Pekerjaan di bidang IT dan remote semakin diminati, sementara pertanian yang lokal dan lapangan dianggap kurang fleksibel. Tingginya hambatan psikologis dan ekonomi membuat kaum muda sulit pindah ke daerah pertanian. Akibatnya, lowongan pertanian sering sepi pelamar, dan tingkat turnover awal tinggi, menciptakan siklus kekurangan tenaga kerja.
Rasio lowongan terhadap pencari kerja di sektor pertanian bisa lebih dari 2, jauh di atas rata-rata nasional 1,33. Di Wakayama, rasio ini bahkan mencapai 2,22. Wilayah pedesaan seperti Hokkaido dan Kyushu tetap menghadapi kesulitan rekrutmen serius.
Pembatasan masuk negara pada 2020–2021 membuat jumlah tenaga kerja asing menurun drastis. Pada 2023, jumlahnya kembali sekitar 54 ribu, termasuk 28 ribu pemegang visa keterampilan khusus (Juni 2024). Saat ini, tenaga kerja asing baru 2,8% dari sektor pertanian, tapi pemerintah berencana meningkatkan kuota hingga 78 ribu, menjadi solusi penting bagi kekurangan tenaga kerja.
![]()
Di tengah kekurangan tenaga kerja pertanian Jepang, banyak agro-industri dan petani menghadapi masalah nyata di lapangan. Berikut tantangan utama:
Banyak perusahaan pertanian kesulitan mendapatkan pelamar. Lowongan jarang diminati, terutama karena lokasi pertanian jauh dari kota.
Pekerjaan pertanian memiliki citra dan kondisi yang kurang menarik dibanding sektor lain, sehingga generasi muda enggan memilihnya.
Turnover tinggi: bahkan pekerja baru sering keluar dalam beberapa bulan karena merasa pekerjaan lebih berat dari perkiraan, libur sedikit, atau kehidupan sulit.
Tingginya rasio pekerja paruh waktu dan musiman menyulitkan pembangunan hubungan kerja yang solid.
Pengetahuan dan pengalaman veteran sering hilang saat mereka pensiun, karena waktu dan tenaga tidak cukup untuk pelatihan generasi muda.

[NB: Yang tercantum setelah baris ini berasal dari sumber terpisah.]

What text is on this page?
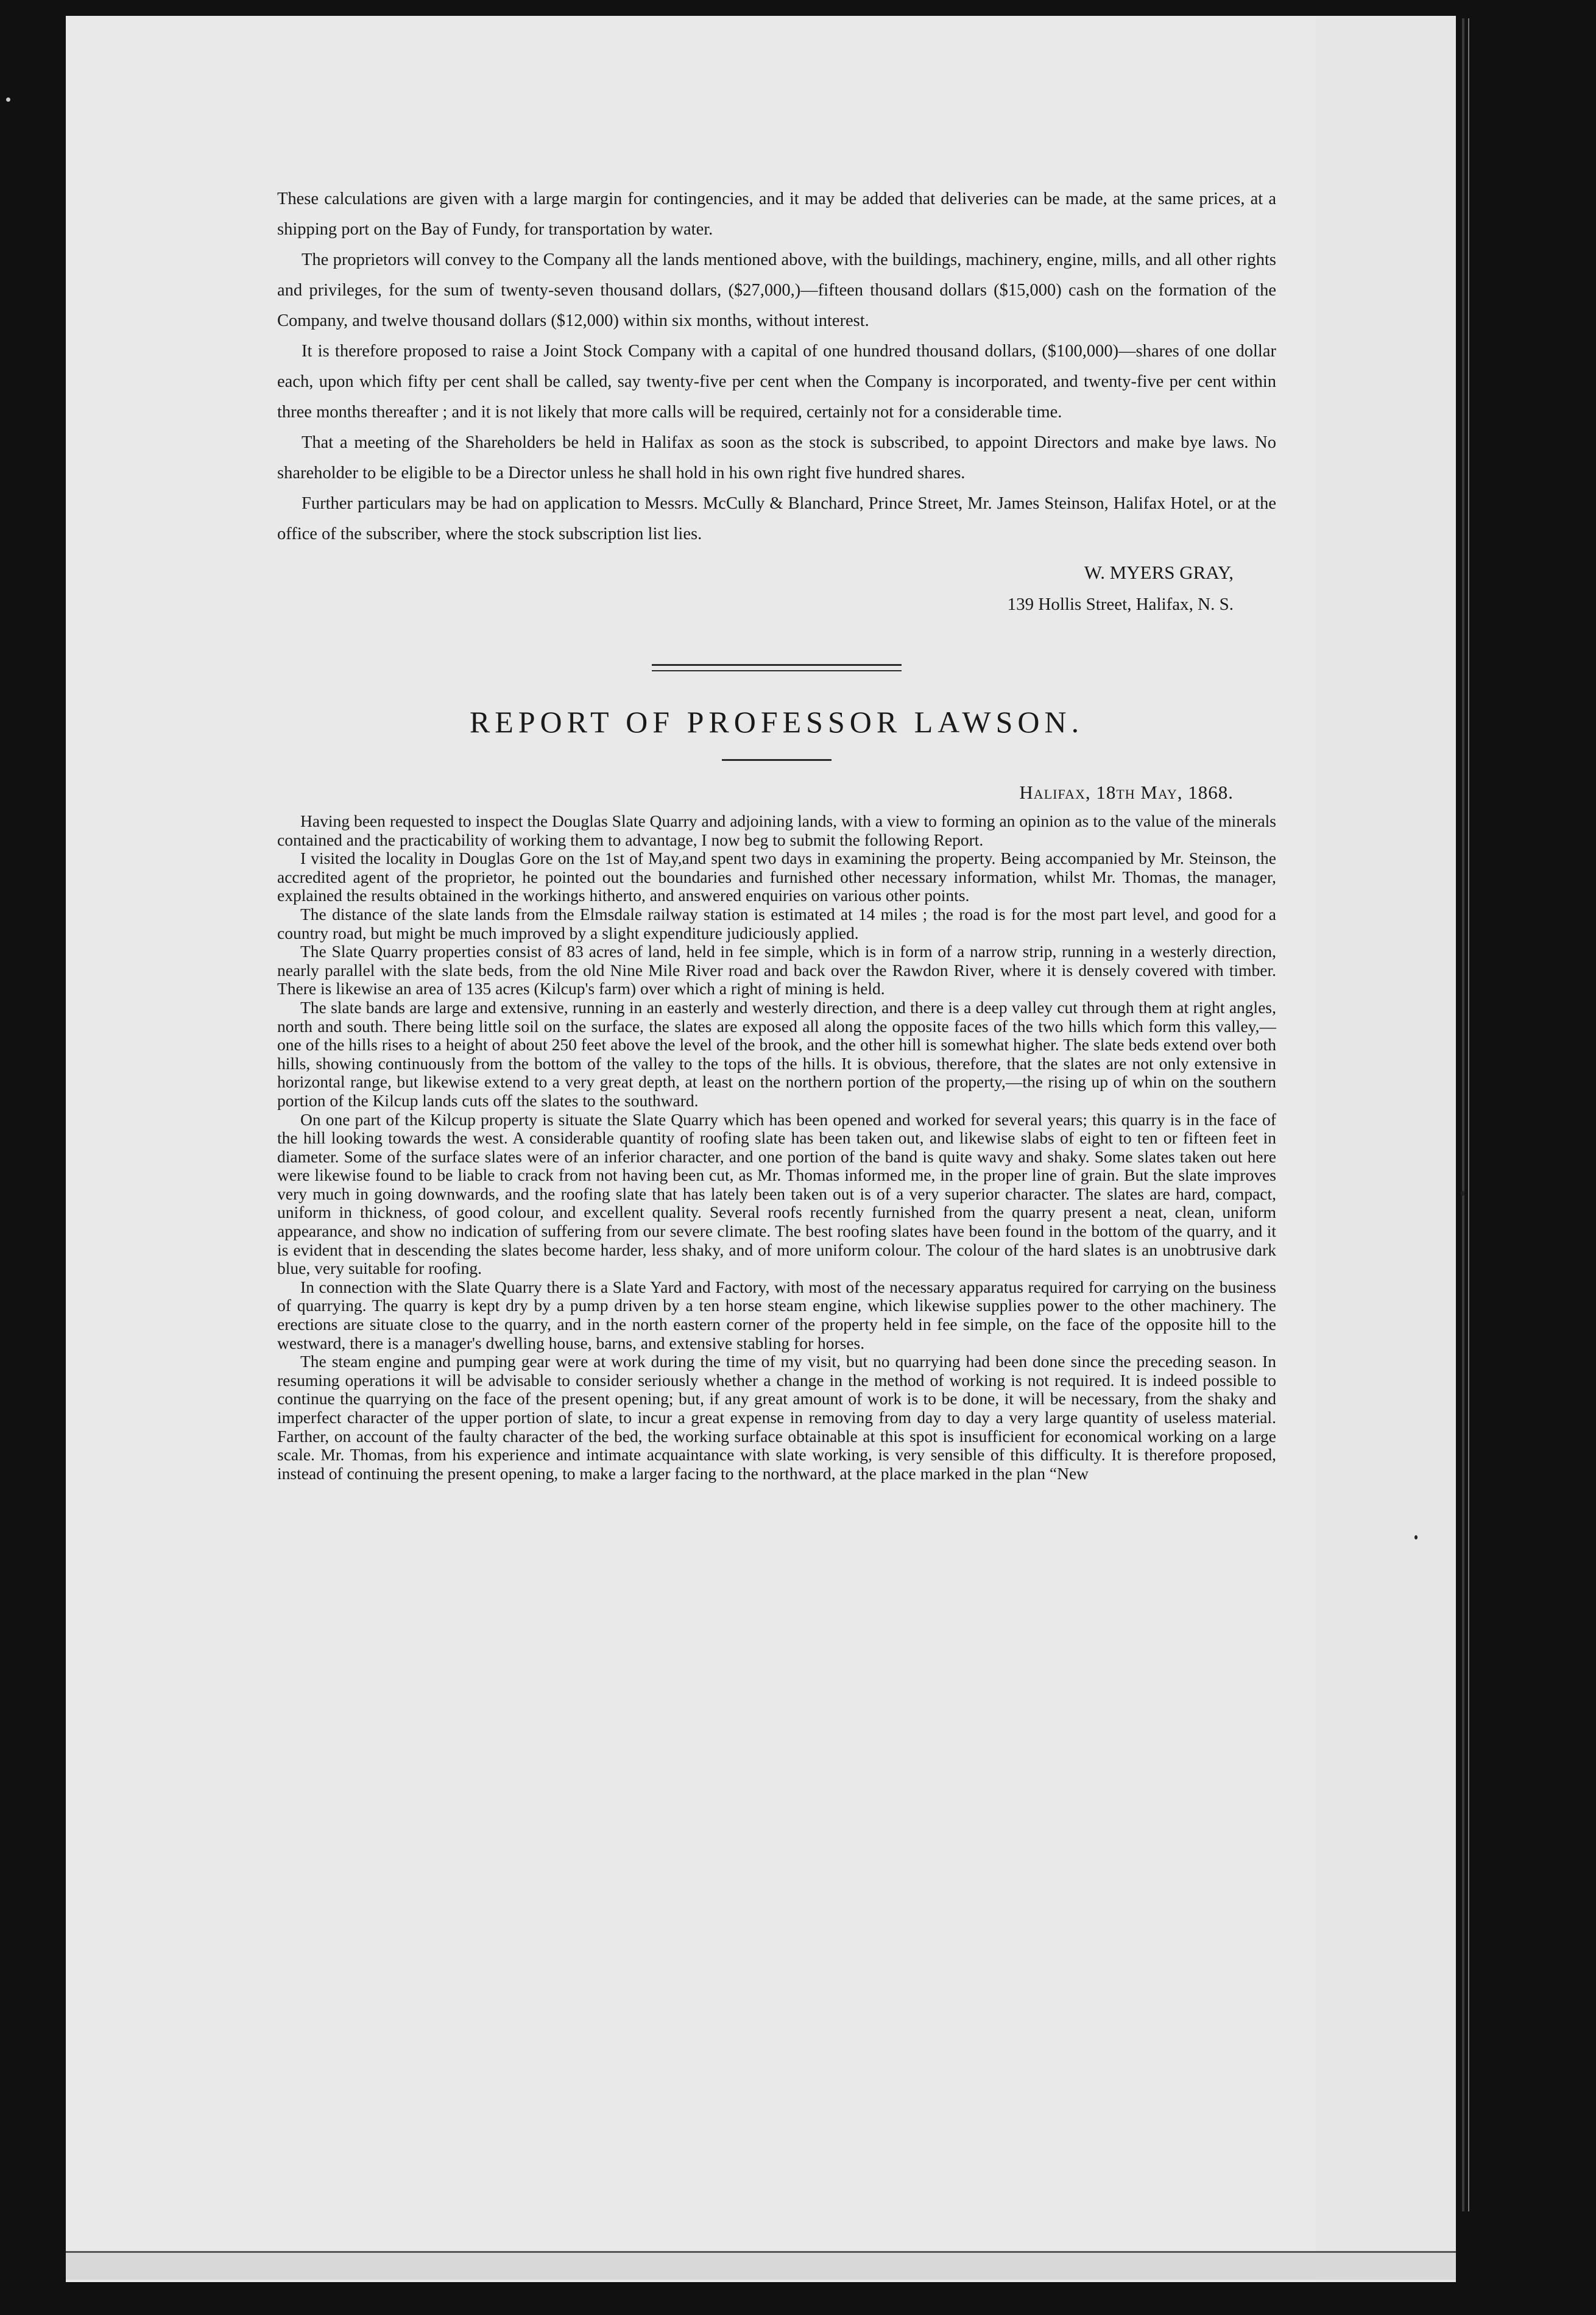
These calculations are given with a large margin for contingencies, and it may be added that deliveries can be made, at the same prices, at a shipping port on the Bay of Fundy, for transportation by water.

The proprietors will convey to the Company all the lands mentioned above, with the buildings, machinery, engine, mills, and all other rights and privileges, for the sum of twenty-seven thousand dollars, ($27,000,)—fifteen thousand dollars ($15,000) cash on the formation of the Company, and twelve thousand dollars ($12,000) within six months, without interest.

It is therefore proposed to raise a Joint Stock Company with a capital of one hundred thousand dollars, ($100,000)—shares of one dollar each, upon which fifty per cent shall be called, say twenty-five per cent when the Company is incorporated, and twenty-five per cent within three months thereafter ; and it is not likely that more calls will be required, certainly not for a considerable time.

That a meeting of the Shareholders be held in Halifax as soon as the stock is subscribed, to appoint Directors and make bye laws. No shareholder to be eligible to be a Director unless he shall hold in his own right five hundred shares.

Further particulars may be had on application to Messrs. McCully & Blanchard, Prince Street, Mr. James Steinson, Halifax Hotel, or at the office of the subscriber, where the stock subscription list lies.

W. MYERS GRAY,
139 Hollis Street, Halifax, N. S.
REPORT OF PROFESSOR LAWSON.
Halifax, 18th May, 1868.

Having been requested to inspect the Douglas Slate Quarry and adjoining lands, with a view to forming an opinion as to the value of the minerals contained and the practicability of working them to advantage, I now beg to submit the following Report.

I visited the locality in Douglas Gore on the 1st of May,and spent two days in examining the property. Being accompanied by Mr. Steinson, the accredited agent of the proprietor, he pointed out the boundaries and furnished other necessary information, whilst Mr. Thomas, the manager, explained the results obtained in the workings hitherto, and answered enquiries on various other points.

The distance of the slate lands from the Elmsdale railway station is estimated at 14 miles ; the road is for the most part level, and good for a country road, but might be much improved by a slight expenditure judiciously applied.

The Slate Quarry properties consist of 83 acres of land, held in fee simple, which is in form of a narrow strip, running in a westerly direction, nearly parallel with the slate beds, from the old Nine Mile River road and back over the Rawdon River, where it is densely covered with timber. There is likewise an area of 135 acres (Kilcup's farm) over which a right of mining is held.

The slate bands are large and extensive, running in an easterly and westerly direction, and there is a deep valley cut through them at right angles, north and south. There being little soil on the surface, the slates are exposed all along the opposite faces of the two hills which form this valley,—one of the hills rises to a height of about 250 feet above the level of the brook, and the other hill is somewhat higher. The slate beds extend over both hills, showing continuously from the bottom of the valley to the tops of the hills. It is obvious, therefore, that the slates are not only extensive in horizontal range, but likewise extend to a very great depth, at least on the northern portion of the property,—the rising up of whin on the southern portion of the Kilcup lands cuts off the slates to the southward.

On one part of the Kilcup property is situate the Slate Quarry which has been opened and worked for several years; this quarry is in the face of the hill looking towards the west. A considerable quantity of roofing slate has been taken out, and likewise slabs of eight to ten or fifteen feet in diameter. Some of the surface slates were of an inferior character, and one portion of the band is quite wavy and shaky. Some slates taken out here were likewise found to be liable to crack from not having been cut, as Mr. Thomas informed me, in the proper line of grain. But the slate improves very much in going downwards, and the roofing slate that has lately been taken out is of a very superior character. The slates are hard, compact, uniform in thickness, of good colour, and excellent quality. Several roofs recently furnished from the quarry present a neat, clean, uniform appearance, and show no indication of suffering from our severe climate. The best roofing slates have been found in the bottom of the quarry, and it is evident that in descending the slates become harder, less shaky, and of more uniform colour. The colour of the hard slates is an unobtrusive dark blue, very suitable for roofing.

In connection with the Slate Quarry there is a Slate Yard and Factory, with most of the necessary apparatus required for carrying on the business of quarrying. The quarry is kept dry by a pump driven by a ten horse steam engine, which likewise supplies power to the other machinery. The erections are situate close to the quarry, and in the north eastern corner of the property held in fee simple, on the face of the opposite hill to the westward, there is a manager's dwelling house, barns, and extensive stabling for horses.

The steam engine and pumping gear were at work during the time of my visit, but no quarrying had been done since the preceding season. In resuming operations it will be advisable to consider seriously whether a change in the method of working is not required. It is indeed possible to continue the quarrying on the face of the present opening; but, if any great amount of work is to be done, it will be necessary, from the shaky and imperfect character of the upper portion of slate, to incur a great expense in removing from day to day a very large quantity of useless material. Farther, on account of the faulty character of the bed, the working surface obtainable at this spot is insufficient for economical working on a large scale. Mr. Thomas, from his experience and intimate acquaintance with slate working, is very sensible of this difficulty. It is therefore proposed, instead of continuing the present opening, to make a larger facing to the northward, at the place marked in the plan “New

Biaya iklan lowongan dan jasa perekrutan meningkat. Untuk mempertahankan pekerja, banyak perusahaan harus meningkatkan upah.
Kenaikan harga bahan baku dan energi memperparah tekanan finansial.
Harga produk pertanian sulit dinaikkan karena mengikuti pasar, sehingga profit margin menipis.
Dampak terbesar terasa pada petani skala kecil dan wilayah pedesaan, memperparah kekurangan tenaga kerja.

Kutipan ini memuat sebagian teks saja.